The Tribesmen, by contrast, really lacked leaders at this key time. Conroy went completely out of the game, Comer was well shackled ‘till the end and Brannigan, such a livewire all spring, was utterly anonymous pretty much all day.
In what proved to be as counter-productive as it was pointless, Galway went all he-man in the final quarter, repeatedly playing man rather than ball. What they needed then was the rapier rather than the bludgeon and Dublin, doubtless disbelieving their good fortune, were more than happy for the contest to veer in an earthy direction.
At the finish, Dublin were comfortable enough four-point winners. Galway could, and should, have made a better fist of things with the extra man. But, once again, victory in Croke Park was beyond them and this time they definitely left a win – and a national title – behind them at HQ.
From our perspective, I came away from Croke Park in better mood about our chances next month than I’d gone in. Galway will, of course, be a handful for us at MacHale Park and they could well inflict a third successive championship defeat on us. Not least because we’ve a load to sort ourselves after another up and down League while Galway will be primed to peak in mid-May.
But, you know, I’m not convinced they’re the coming thing or anything approaching it. Sure, they’ve got plenty of exciting talent but they’ve still got the likes of Bradshaw, O’Donnell, Conroy and Armstrong in their ranks – players who know plenty about getting scorched by the Green and Red.
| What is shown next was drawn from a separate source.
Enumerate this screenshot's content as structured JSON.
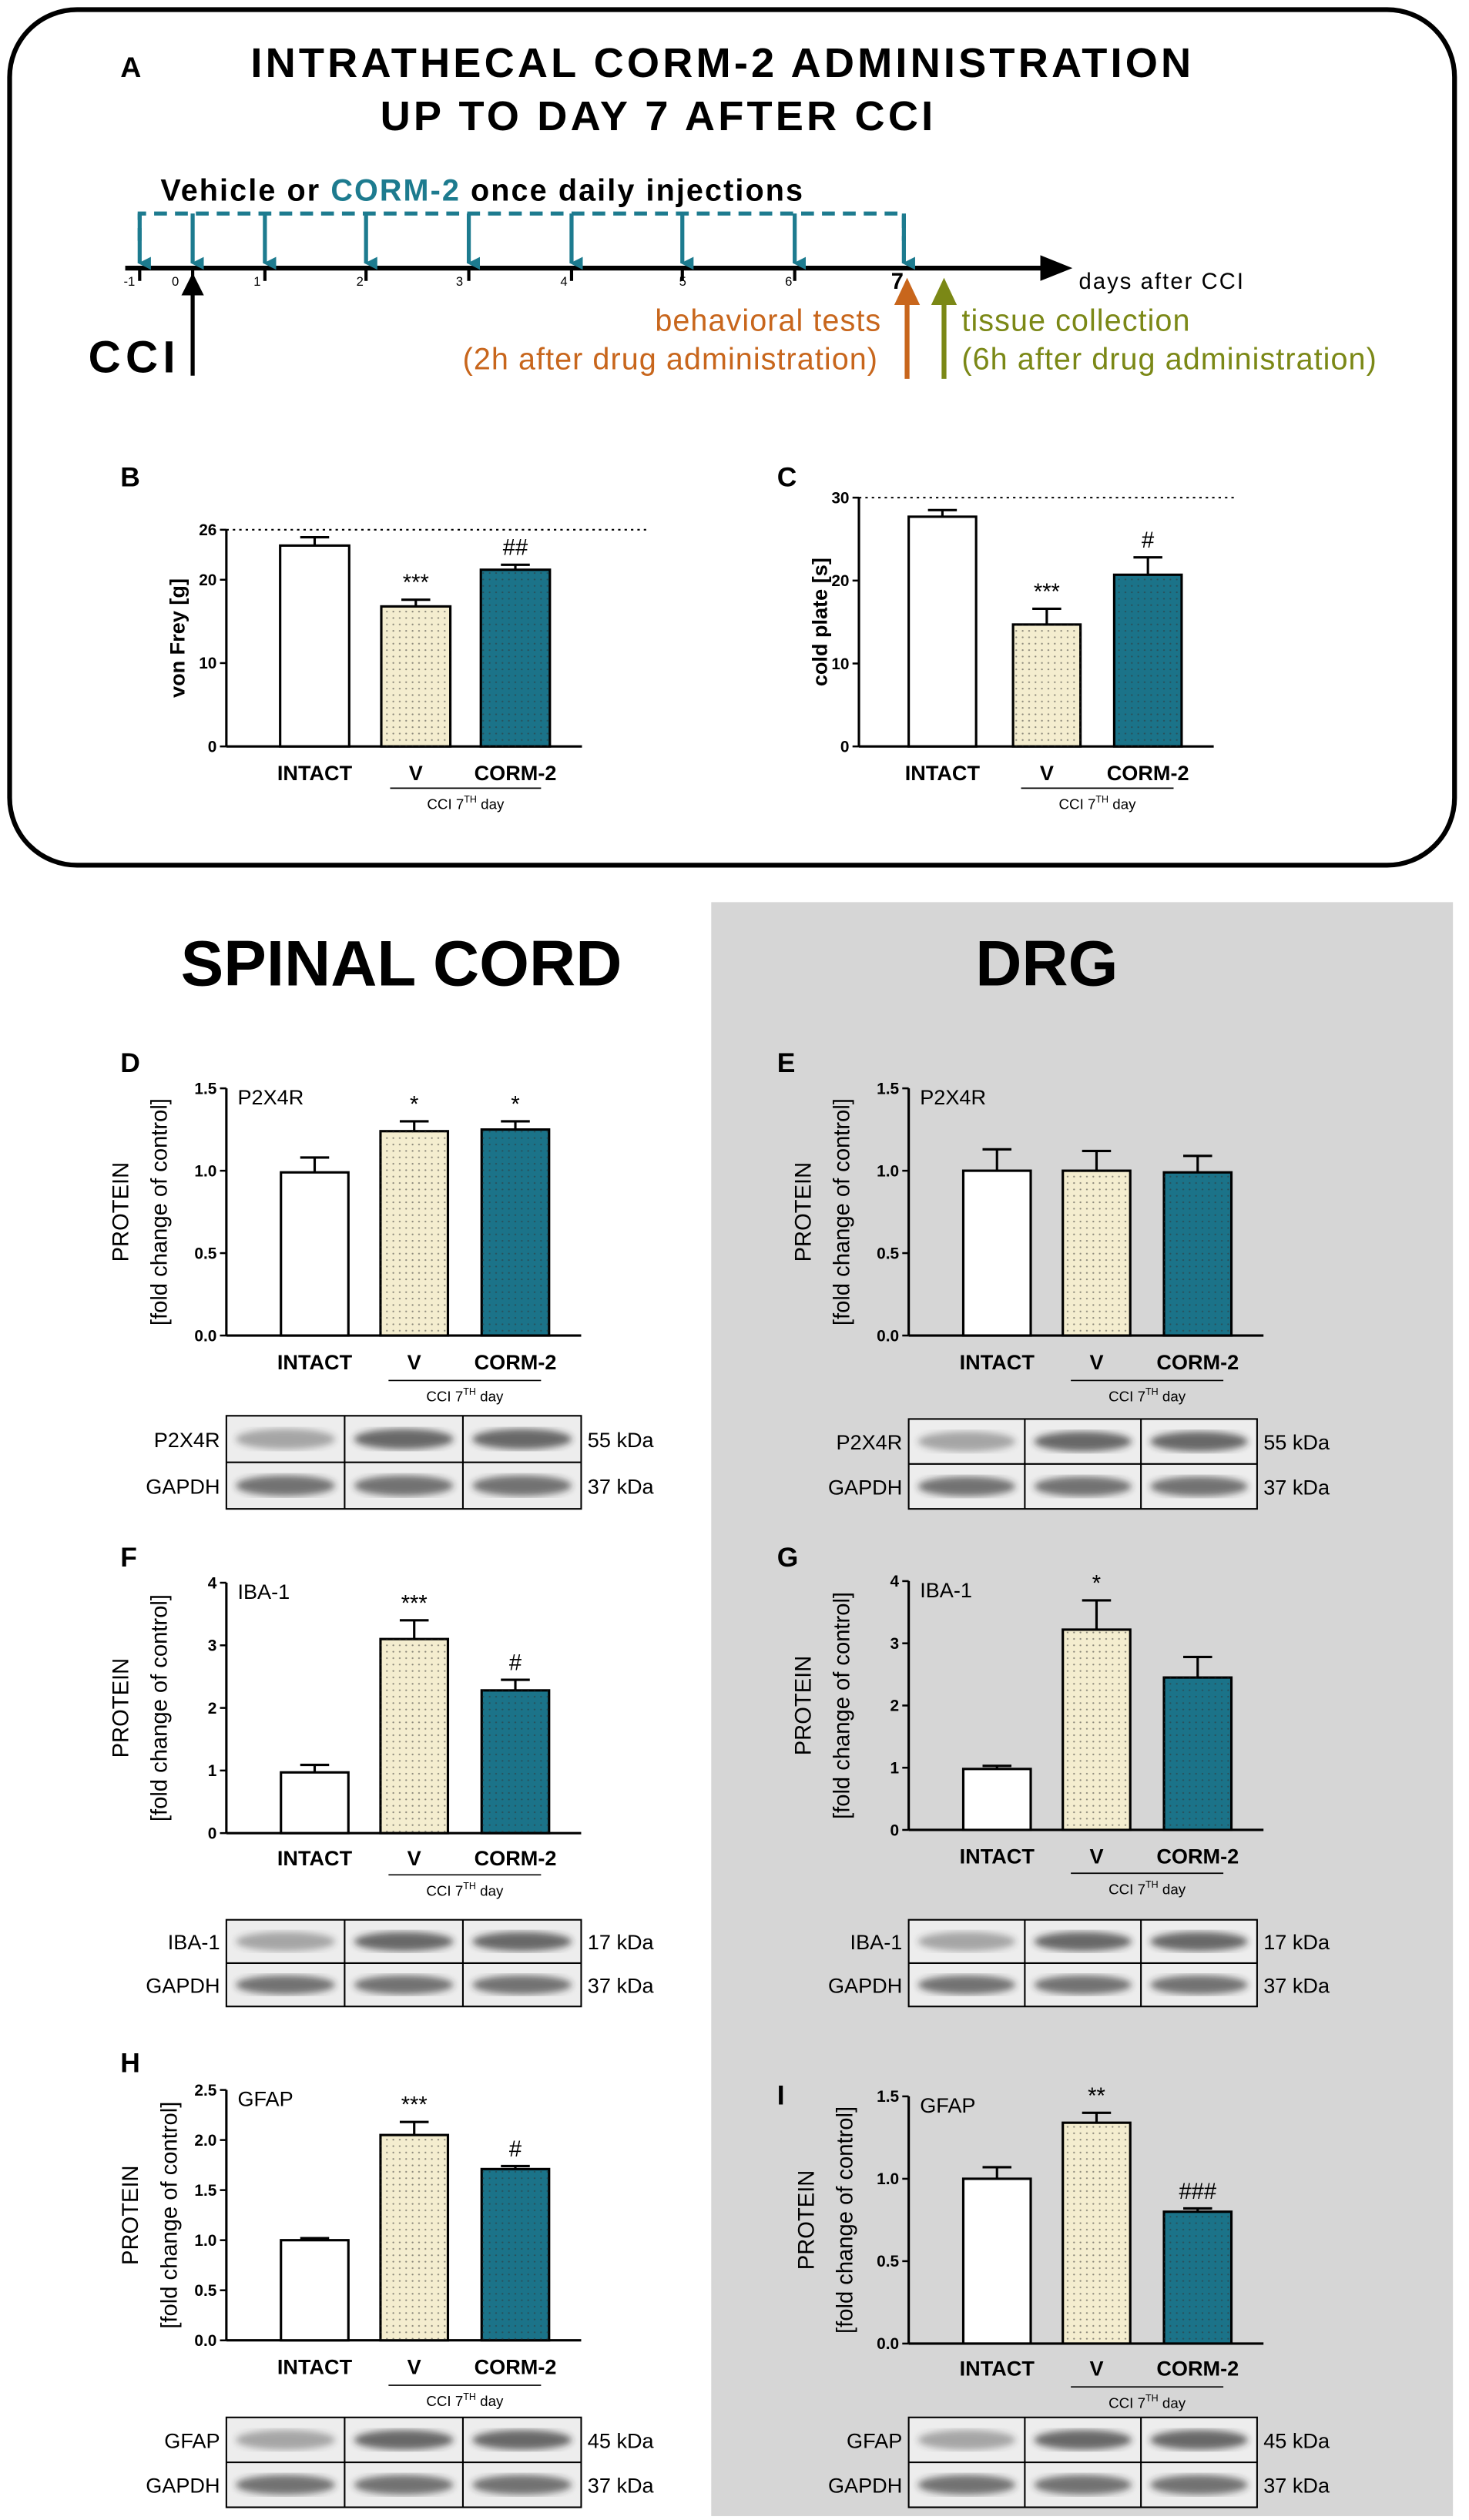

Today they were presented with a gilt-edged opportunity not just to beat Dublin and win the National Football League but, in doing so, to defeat at the first opportunity in a decider a team that we, despite running the Jacks so close in finals so often, have never been able to get the better of. But it was an opportunity they spurned in a rather ham-fisted way and so all they’ve got to show for their day’s work is a defeat to end what was otherwise a very positive League campaign for them.
Dublin will, no doubt, be delighted with their day’s work. A long way from full strength and finding themselves in a contest that appeared to be leaking away from them, they steadied themselves well and, once again, figured out how to grab a win and, with it, another League title. You’d have to admit that, on today’s evidence, they look far from sated.
A quick word about the Rossies, who won a rather madcap Division Two final, beating Cavan by 4-16 to 4-12. It was point-scoring by the Connacht champions that kept them afloat in the first half (Cavan retired at the break with an improbable tally of 3-2 to their credit while Roscommon had twelve points) but when they started to bang in the goals themselves after the break they soon got on top.
A fourth Cavan goal brought the match back to boiling point but Roscommon’s fourth at the other end, a defence-splitting pass finding sub Cathal Cregg who finished coolly, effectively decided the contest in the Westerners’ favour.
Roscommon will be well pleased, I reckon, with their return from this year’s League. Back in Division One at the first time of asking, back as Division Two champions to boot, they’ve recovered well from the traumatic end they suffered to 2017.
They’ll head into summer – and that grand, soft draw in Connacht that they’ve once again been handed – in good spirits. They still have issues – their defence, on today’s evidence at least, looks a bit porous and midfield looks no better this year than it did last year.
But the Rossies have heart and guts in abundance – qualities, you’d have to say, that Galway didn’t exhibit too much of in the Division One final – and they’ll head into the championship knowing that the Super 8s are well within reach for them. Today’s win won’t do their confidence any damage either.
The more pressing question for us, though, is what impact today’s defeat will have on Galway. Soon enough we’ll have our answer to that one.